Saturday, December 3, 2011

-
Wild deer do not fear death or worry about their next
move as we do. They simply know survival and flight.
[day by day the farm girl way]
-

Today I am completely happy. I pound up the stairs of the community center and hear the notes of a local bluegrass band, I smell hemp soap and see the crowd at the Amnesty International booth, and I am flooded with delight at being here, at having a role in this town. 

I am ninety and already looking back on my life and loving this moment, bright in my memory, brushing against the nubby scarves and weathered skin of the women selling pottery, fingering necklaces with slivers of moon and shards of tile, seeing my sister tall against her surroundings laughing and slipping salt taffy in her mouth. 

I am loving the crunch of glittery snow outside, the single pure note of a Christmas carol starting up, finding friend and family gifts, seeing people I know laced in the crowd of familiar-anyway faces. I see thirty-year-old mountain men in snow boots and Carharts, with scruffy cheeks and lopsided smiles, lugging children in hand-knitted hats with names like Rowan and River. I see women, brown-skinned, white smiles, their skin soft and worn and folded against their bodies like an extra layer, beautiful and long-fingered. 
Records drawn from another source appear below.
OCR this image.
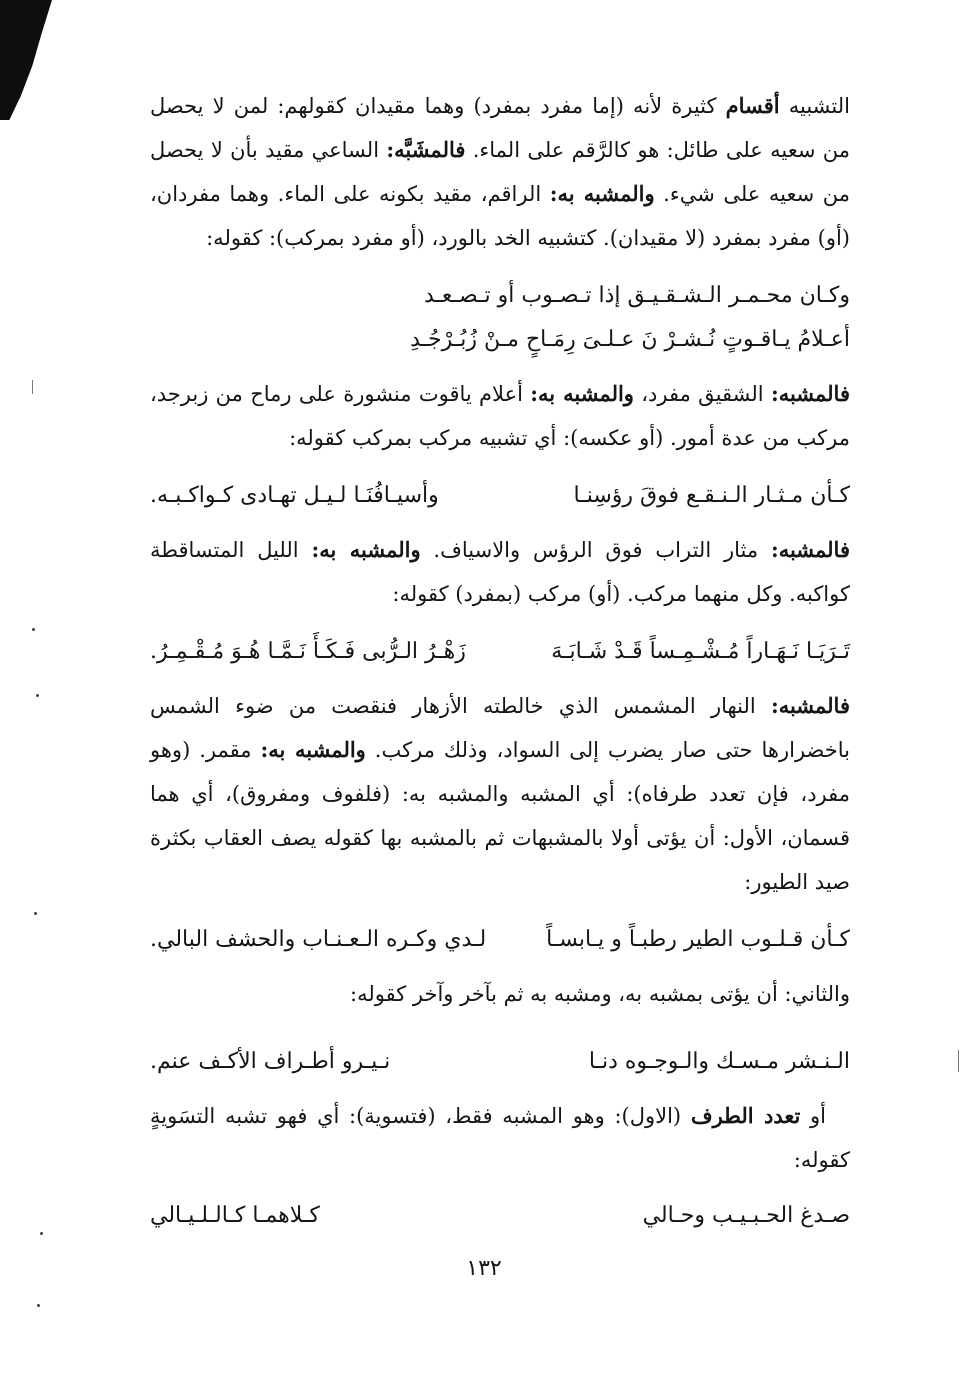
التشبيه أقسام كثيرة لأنه (إما مفرد بمفرد) وهما مقيدان كقولهم: لمن لا يحصل من سعيه على طائل: هو كالرَّقم على الماء. فالمشَبَّه: الساعي مقيد بأن لا يحصل من سعيه على شيء. والمشبه به: الراقم، مقيد بكونه على الماء. وهما مفردان، (أو) مفرد بمفرد (لا مقيدان). كتشبيه الخد بالورد، (أو مفرد بمركب): كقوله:

وكـان محـمـر الـشـقـيـق إذا تـصـوب أو تـصـعـد
أعـلامُ يـاقـوتٍ نُـشـرْ نَ عـلـىَ رِمَـاحٍ مـنْ زُبُـرْجُـدِ

فالمشبه: الشقيق مفرد، والمشبه به: أعلام ياقوت منشورة على رماح من زبرجد، مركب من عدة أمور. (أو عكسه): أي تشبيه مركب بمركب كقوله:

كـأن مـثـار الـنـقـع فوقَ رؤسِنـا
وأسيـافُنَـا لـيـل تهـادى كـواكـبـه.

فالمشبه: مثار التراب فوق الرؤس والاسياف. والمشبه به: الليل المتساقطة كواكبه. وكل منهما مركب. (أو) مركب (بمفرد) كقوله:

تَـرَيَـا نَـهَـاراً مُـشْـمِـساً قَـدْ شَـابَـهَ
زَهْـرُ الـرُّبى فَـكَـأَ نَـمَّـا هُـوَ مُـقْـمِـرُ.

فالمشبه: النهار المشمس الذي خالطته الأزهار فنقصت من ضوء الشمس باخضرارها حتى صار يضرب إلى السواد، وذلك مركب. والمشبه به: مقمر. (وهو مفرد، فإن تعدد طرفاه): أي المشبه والمشبه به: (فلفوف ومفروق)، أي هما قسمان، الأول: أن يؤتى أولا بالمشبهات ثم بالمشبه بها كقوله يصف العقاب بكثرة صيد الطيور:

كـأن قـلـوب الطير رطبـاً و يـابسـاً
لـدي وكـره الـعـنـاب والحشف البالي.

والثاني: أن يؤتى بمشبه به، ومشبه به ثم بآخر وآخر كقوله:

الـنـشر مـسـك والـوجـوه دنـا
نـيـرو أطـراف الأكـف عنم.

أو تعدد الطرف (الاول): وهو المشبه فقط، (فتسوية): أي فهو تشبه التسَويةٍ كقوله:

صـدغ الحـبـيـب وحـالي
كـلاهمـا كـالـلـيـالي
١٣٢
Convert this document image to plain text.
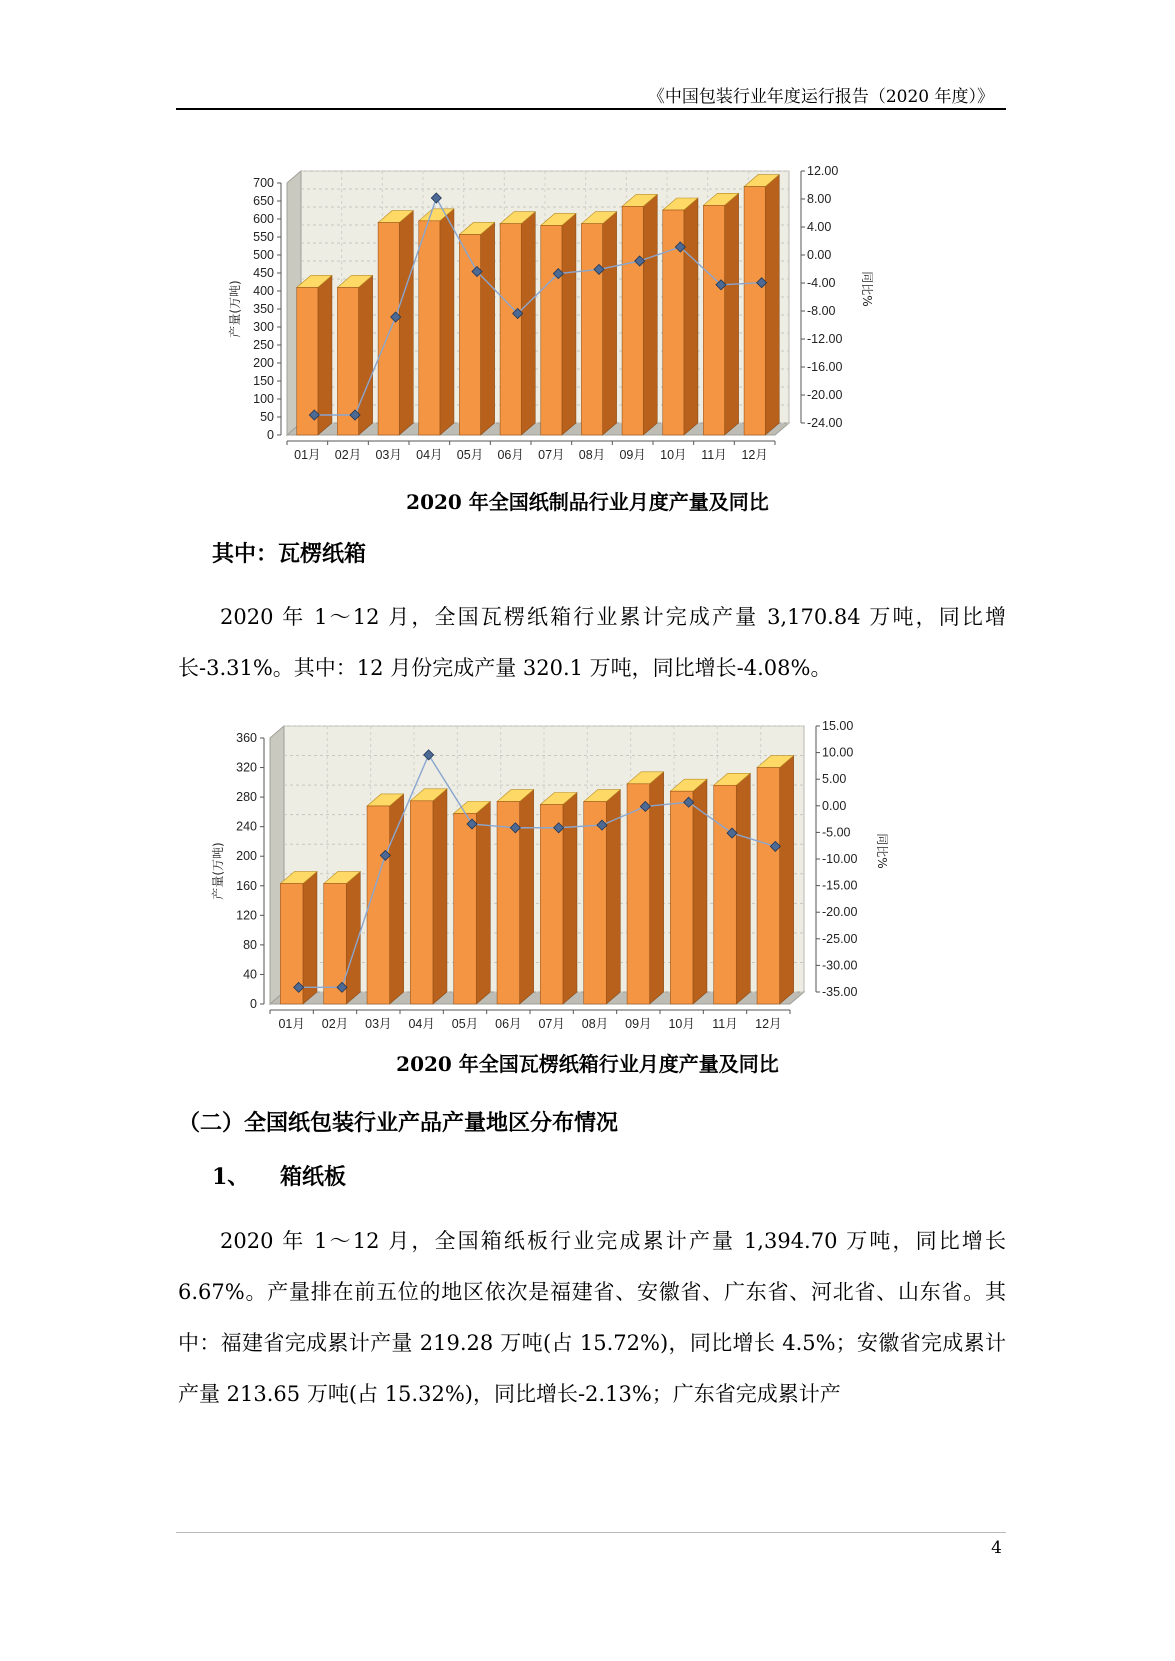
《中国包装行业年度运行报告（2020 年度）》
0
50
100
150
200
250
300
350
400
450
500
550
600
650
700
-24.00
-20.00
-16.00
-12.00
-8.00
-4.00
0.00
4.00
8.00
12.00
产量(万吨)	同比%
01月 02月 03月 04月 05月 06月 07月 08月 09月 10月 11月 12月
2020 年全国纸制品行业月度产量及同比
其中：瓦楞纸箱

2020 年 1～12 月，全国瓦楞纸箱行业累计完成产量 3,170.84 万吨，同比增长-3.31%。其中：12 月份完成产量 320.1 万吨，同比增长-4.08%。

0
40
80
120
160
200
240
280
320
360
-35.00
-30.00
-25.00
-20.00
-15.00
-10.00
-5.00
0.00
5.00
10.00
15.00
产量(万吨)	同比%
01月 02月 03月 04月 05月 06月 07月 08月 09月 10月 11月 12月
2020 年全国瓦楞纸箱行业月度产量及同比
（二）全国纸包装行业产品产量地区分布情况
1、 箱纸板

2020 年 1～12 月，全国箱纸板行业完成累计产量 1,394.70 万吨，同比增长 6.67%。产量排在前五位的地区依次是福建省、安徽省、广东省、河北省、山东省。其中：福建省完成累计产量 219.28 万吨(占 15.72%)，同比增长 4.5%；安徽省完成累计产量 213.65 万吨(占 15.32%)，同比增长-2.13%；广东省完成累计产

4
It might have been a survival and flight month, or maybe two months, or three. I can't remember today, because I smell cinnamon and a small boy just tried to hug me and I found a necklace that's perfect, just perfect, and has morphed from a present for someone else to being clasped around my neck. It's hard to remember today about loneliness or anger or fear, or why I ever spent much time with things like that anyway. I can feel in my bones the fleeting nature of flight, of survival, and know deep down that this is a month of thriving, of diving in. 

I can smell it in the lavender pillows, hear it in the tinkle of old women's laughter, feel it in the ridge of the ceramic mug under my fingers.